Huh? It's not supposed to work. By default, public IP discovery is disabled when using Tor, for anonymity, so forwarding port 8333 is useless (doubly so if you bind to 127.0.0.1 instead of the address you forwarded the port to). If you want to be able to receive incoming connections over both Tor and clearnet (anonymity be damned), additional configuration is required. I'm not sure what you're trying to accomplish.

[Carlton Banks]

I'm sorry, I'm not being clear.

Do we know why a static hidden service is needed?

It's not needed, but it's often desirable to have nodes with a static .onion address, eg as fallback nodes.

So, what I mean is: why is it needed to use a static hs address in order to accept incoming connections over tor? If the bitcoin client can create a new hidden service dynamically every startup, surely it's possible for the tor client to forward the dynamically created address to the tor network in the same way as it does for a static address, along with the port number it's using? It seems like it's just a limitation of the way hidden services function, but is that something that could be added to the hidden service design in future, or is it inherently impossible?

It would be so much better if port forwarding worked using a dynamic hidden service addresses (i.e. with listenonion=1), for both ease of use and anonymity reasons. A fundamental limitation of Tor hidden services?

Huh? It's not supposed to work. By default, public IP discovery is disabled when using Tor, for anonymity, so forwarding port 8333 is useless (doubly so if you bind to 127.0.0.1 instead of the address you forwarded the port to). If you want to be able to receive incoming connections over both Tor and clearnet (anonymity be damned), additional configuration is required. I'm not sure what you're trying to accomplish.

As above, I can't see a reason why the tor client cannot be designed to function in a way that helps p2p software accept incoming connections and have the anonymity of using throwaway hs urls. I appreciate that this cannot be done with tor and bitcoin right now, but is there a more general reason why that will never be possible? An inherent problem with tor seems like the most likely reason (I don't know alot about how tor works)

[Foxpup]

So, what I mean is: why is it needed to use a static hs address in order to accept incoming connections over tor?

It isn't. Ephemeral hidden services created via listenonion work exactly the same as static hidden services, and you can receive incoming connections through them (they'd be entirely useless if you couldn't, since they serve no other purpose). If you can't get listenonion to work, I would suggest checking the logs (both Bitcoin's and Tor's) for relevant errors.

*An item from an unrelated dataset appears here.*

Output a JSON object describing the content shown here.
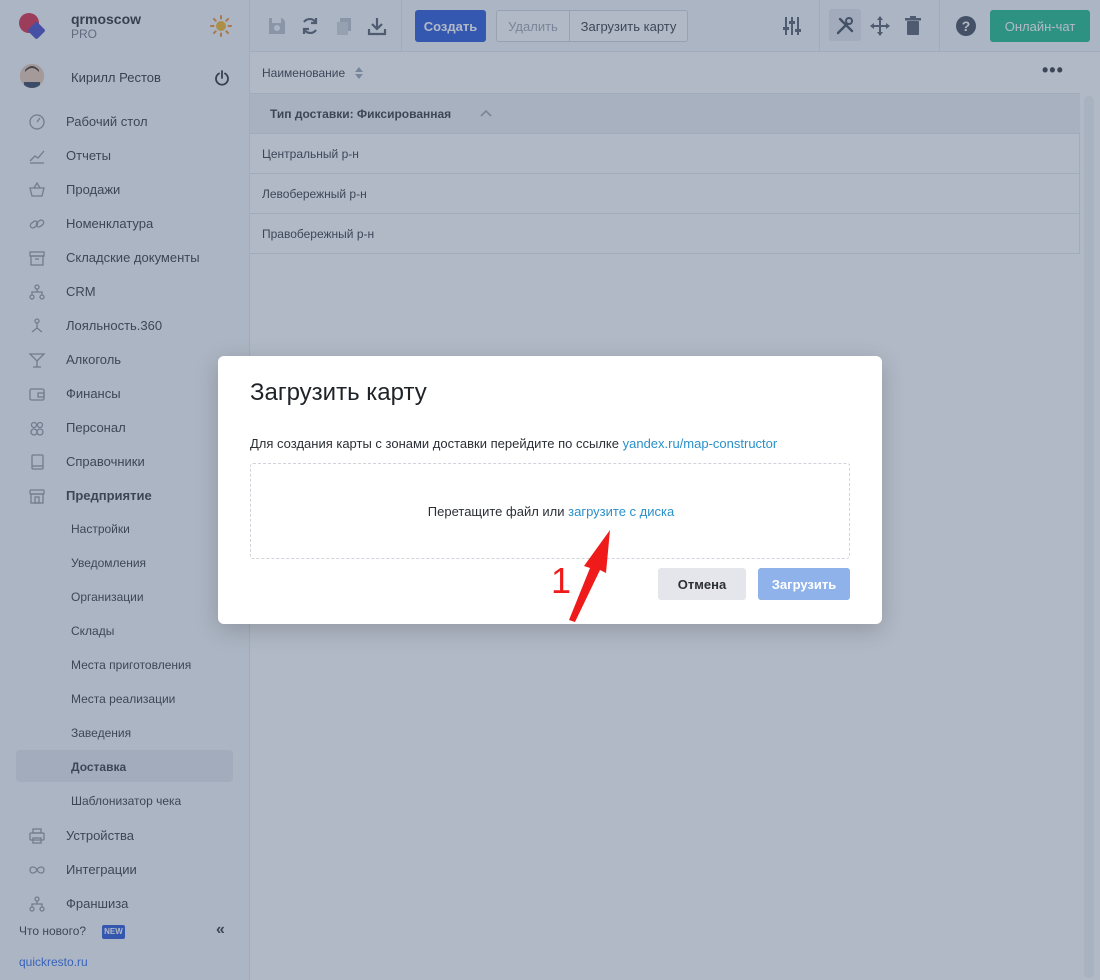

I fail to see what any of this has to do with port forwarding, which is entirely irrelevant to running a hidden service.

[Carlton Banks]

ahhhhh, well that explains it.

I assumed (incorrectly) that listenonion=1 was intended to only make outgoing connections (which is how I experience that parameter on my setup). So incoming connections should work using listenonion/ephemeral hs addresses.

[Foxpup]

For reference, making outgoing connections over Tor (including to other hidden services) only requires that you set the address and port of your Tor server as your proxy in Bitcoin's network options (or, equivalently, the proxy option in bitcoin.conf). It does not require that you run a hidden service of your own and no further configuration is required.

[Carlton Banks]

Ephemeral hidden services created via listenonion work exactly the same as static hidden services, and you can receive incoming connections through them (they'd be entirely useless if you couldn't, since they serve no other purpose). If you can't get listenonion to work, I would suggest checking the logs (both Bitcoin's and Tor's) for relevant errors.

So this has proven helpful, I previously assumed listenonion/ephemeral hs was working without really checking it was! Currently looking into why not... some success so far.